You mentioned self-driving cars. What are the risks there? Well, bias and discrimination aren’t the main ones, but it’s killing and maiming pedestrians. That’s high on my list of ethical risks with regards to self-driving cars.

And then there’s all sorts of use cases. We’re talking about whether using AI to deny or approve mortgage applications or other kinds of loan applications; using AI, like the Amazon case, to interview or not interview people; using AI to serve people ads.

Facebook served ads for houses to buy to White people and houses to rent to Black people. That’s discriminatory. It’s part and parcel of having White people own the capital and Black people rent from White people who own the capital. (ProPublica has investigated this.)

The government’s role is to help protect us from, at a minimum, the biggest ethical nightmares that can result from the irresponsible development deployment of AI.

WOLF: What would the structure of that be in the US or the European government? How can it happen?

BLACKMAN: The US government is doing very little around this. There’s talk about various attorneys looking for potentially discriminatory or biased AI.

Relatively recently, the attorney general of the state of California asked for all hospitals to provide inventory of where they’re using AI. This is the result of it being fairly widely reported that there was an algorithm being used in health care that recommended to doctors and nurses to pay more attention to White patients than to sicker Black patients.

So it’s bubbling up. It’s mostly at the state-by-state level at this point, and it’s barely there.

Currently in the US government, there’s a bigger focus on data privacy. There’s a bill floating around there that may or may not be passed that is supposed to protect the data privacy of American citizens. It’s not clear whether that’s gonna go through, and if it does, when it will.

We are way behind the European Union … (which) has what’s called the GDPR, General Data Protection Regulation. That’s about making sure that the data privacy of European citizens is respected.

They also have, or it looks like they’re about to have, what’s called the AI Act. … That has been going around, through the legislative procedure of the EU, for several years now. It looks like it’s on the cusp of being passed.

Their approach is similar to the one that I articulated earlier, which is they are looking out for the high-risk applications of AI.

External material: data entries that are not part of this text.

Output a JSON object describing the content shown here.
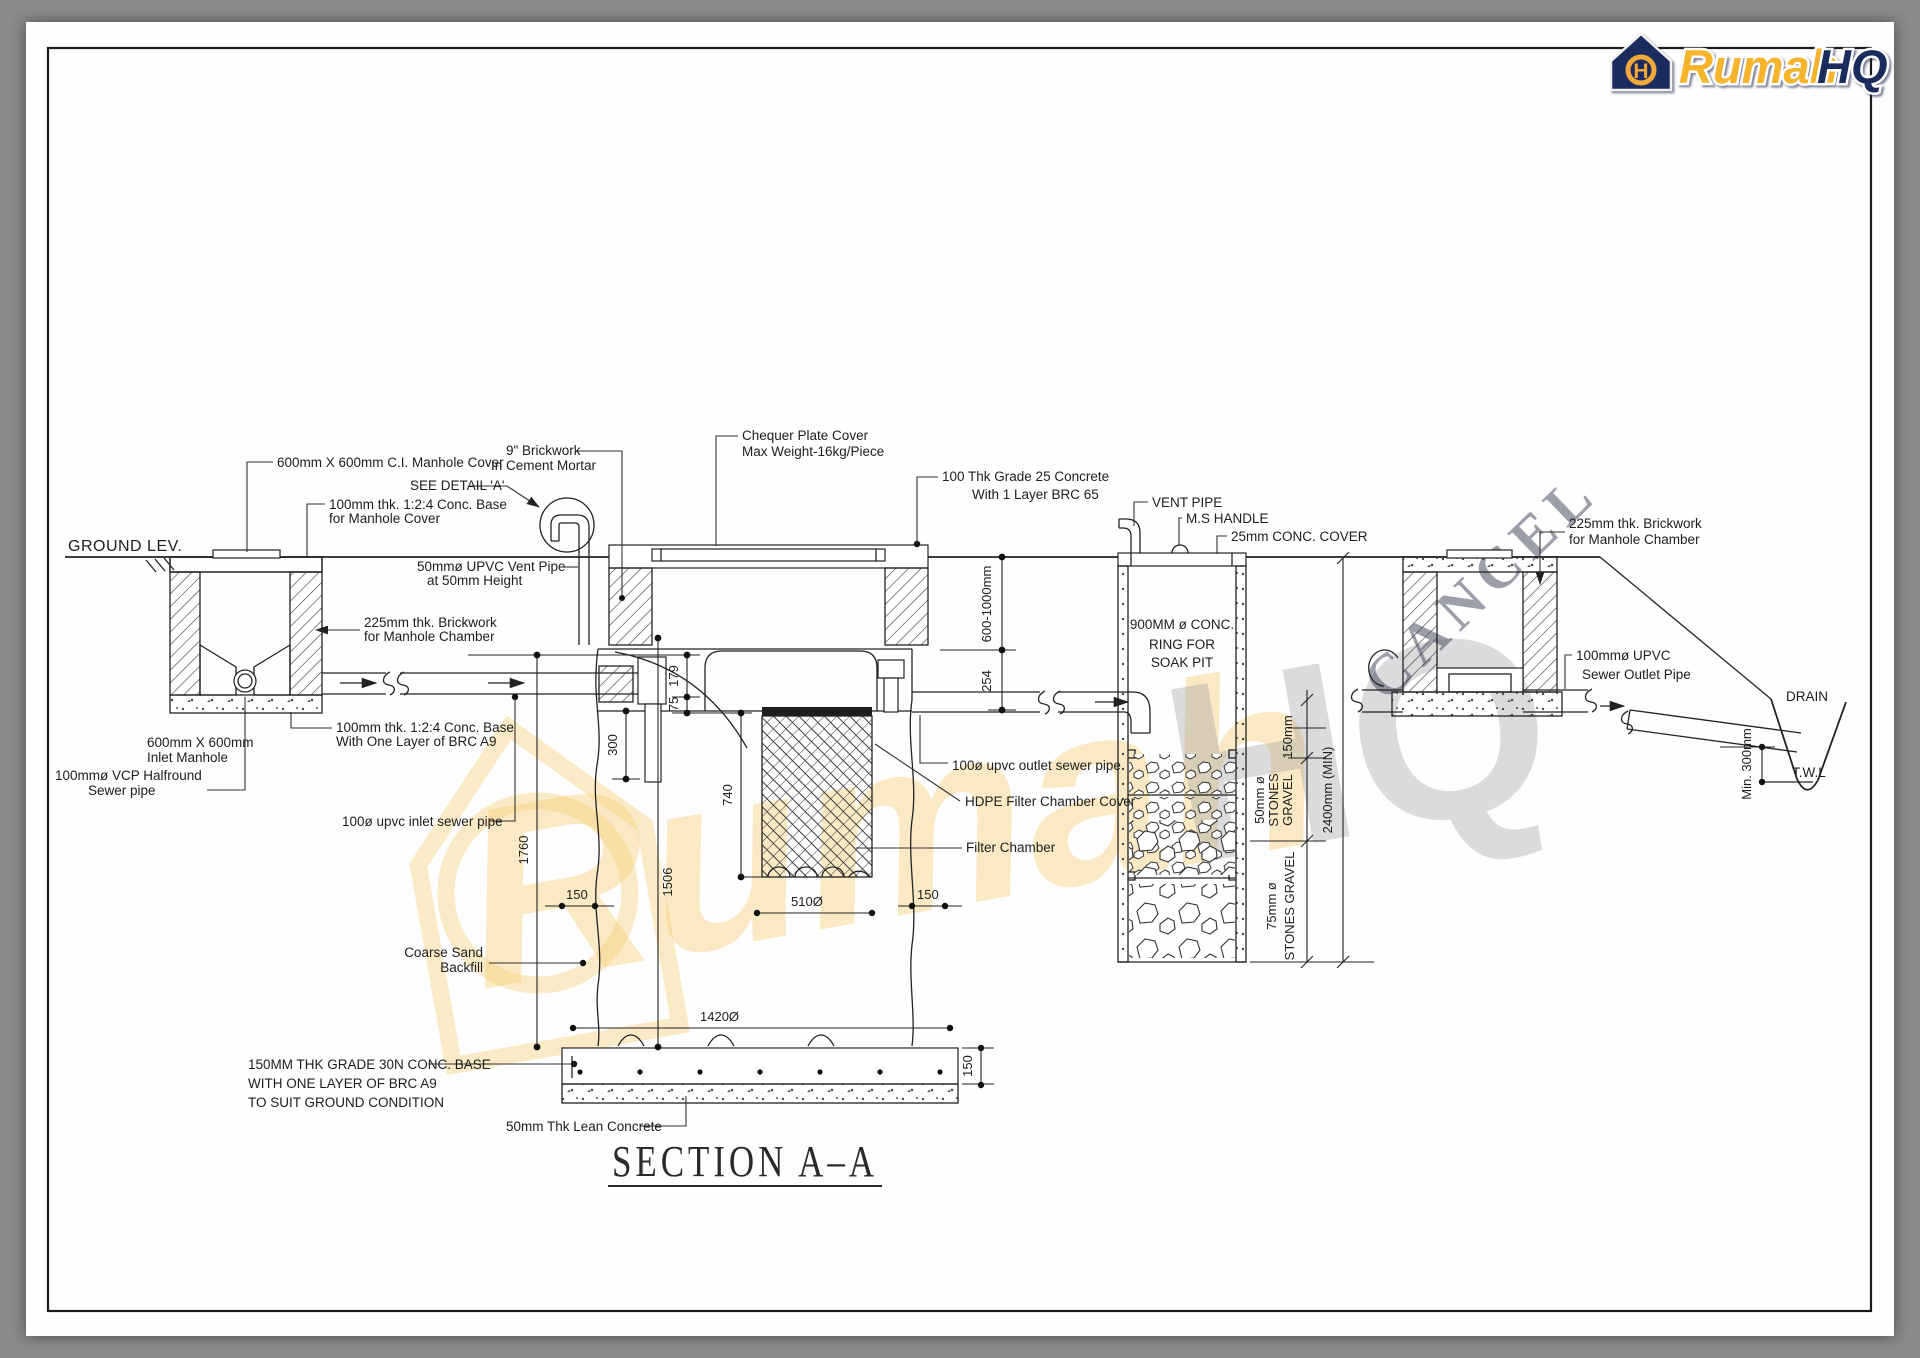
{
  "sheet": {
    "title": "SECTION  A–A",
    "ground_level_label": "GROUND LEV."
  },
  "logo": {
    "brand": "Rumah",
    "suffix": "HQ",
    "monogram": "H"
  },
  "watermark": {
    "cancel": "CANCEL",
    "brand": "Rumah",
    "suffix": "HQ"
  },
  "labels": {
    "ci_manhole_cover": [
      "600mm X 600mm C.I. Manhole Cover"
    ],
    "see_detail_a": [
      "SEE DETAIL 'A'"
    ],
    "conc_base_manhole_cover": [
      "100mm thk. 1:2:4 Conc. Base",
      "for Manhole Cover"
    ],
    "brickwork_cement_mortar": [
      "9\" Brickwork",
      "In Cement Mortar"
    ],
    "chequer_plate_cover": [
      "Chequer Plate Cover",
      "Max Weight-16kg/Piece"
    ],
    "grade25_concrete": [
      "100 Thk Grade 25 Concrete",
      "With 1 Layer BRC 65"
    ],
    "vent_pipe": [
      "VENT PIPE"
    ],
    "ms_handle": [
      "M.S HANDLE"
    ],
    "conc_cover_25mm": [
      "25mm CONC. COVER"
    ],
    "conc_ring_soak_pit": [
      "900MM ø CONC.",
      "RING FOR",
      "SOAK PIT"
    ],
    "brickwork_manhole_left": [
      "225mm thk. Brickwork",
      "for Manhole Chamber"
    ],
    "upvc_vent_pipe": [
      "50mmø UPVC Vent Pipe",
      "at 50mm Height"
    ],
    "inlet_manhole": [
      "600mm X 600mm",
      "Inlet Manhole"
    ],
    "vcp_halfround": [
      "100mmø VCP Halfround",
      "Sewer pipe"
    ],
    "conc_base_brc_a9": [
      "100mm thk. 1:2:4 Conc. Base",
      "With One Layer of BRC A9"
    ],
    "inlet_sewer_pipe": [
      "100ø upvc inlet sewer pipe"
    ],
    "outlet_sewer_pipe": [
      "100ø upvc outlet sewer pipe"
    ],
    "hdpe_cover": [
      "HDPE Filter Chamber Cover"
    ],
    "filter_chamber": [
      "Filter Chamber"
    ],
    "coarse_sand_backfill": [
      "Coarse Sand",
      "Backfill"
    ],
    "conc_base_30n": [
      "150MM THK GRADE 30N CONC. BASE",
      "WITH ONE LAYER OF BRC A9",
      "TO SUIT GROUND CONDITION"
    ],
    "lean_concrete": [
      "50mm Thk Lean Concrete"
    ],
    "brickwork_manhole_right": [
      "225mm thk. Brickwork",
      "for Manhole Chamber"
    ],
    "sewer_outlet_pipe": [
      "100mmø UPVC",
      "Sewer Outlet Pipe"
    ],
    "drain": [
      "DRAIN"
    ],
    "twl": [
      "T.W.L"
    ]
  },
  "dimensions": {
    "invert_depth": "600-1000mm",
    "d254": "254",
    "d179": "179",
    "d75": "75",
    "d300": "300",
    "d740": "740",
    "d1506": "1506",
    "d1760": "1760",
    "d150_left": "150",
    "d510": "510Ø",
    "d150_right": "150",
    "d1420": "1420Ø",
    "d150_base": "150",
    "gravel_150": "150mm",
    "gravel_50": [
      "50mm ø",
      "STONES",
      "GRAVEL"
    ],
    "gravel_75": [
      "75mm ø",
      "STONES GRAVEL"
    ],
    "pit_depth": "2400mm (MIN)",
    "min_300": "Min. 300mm"
  }
}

WOLF: Should people be more excited or afraid of machines or software that learns by example right now?

BLACKMAN: There’s reason for excitement. There’s reason for concern.

I’m not a Luddite. I think that there are potentially tremendous benefits from AI. There are ways in which, even though it standardly produces or often produces discriminatory, biased outputs, there’s the potential for increased awareness and truth of that issue being an easier problem to solve in AI than it is human hire managers. There’s lots of potential benefits to businesses, to citizens, etc.

You can be excited and concerned at the same time. You can think that this is great. We don’t want to completely hamper innovation. I don’t think regulation should say no one do AI, no one develop AI. That would be ridiculous.

We also have to do it, if we’re going to stay economically competitive. China is certainly pouring tons of money into artificial intelligence. …

That said, you can do it, if you like, recklessly or you can do it responsibly. People should be excited, but also equally passionate about urging government to put in the appropriate regulations to protect citizens.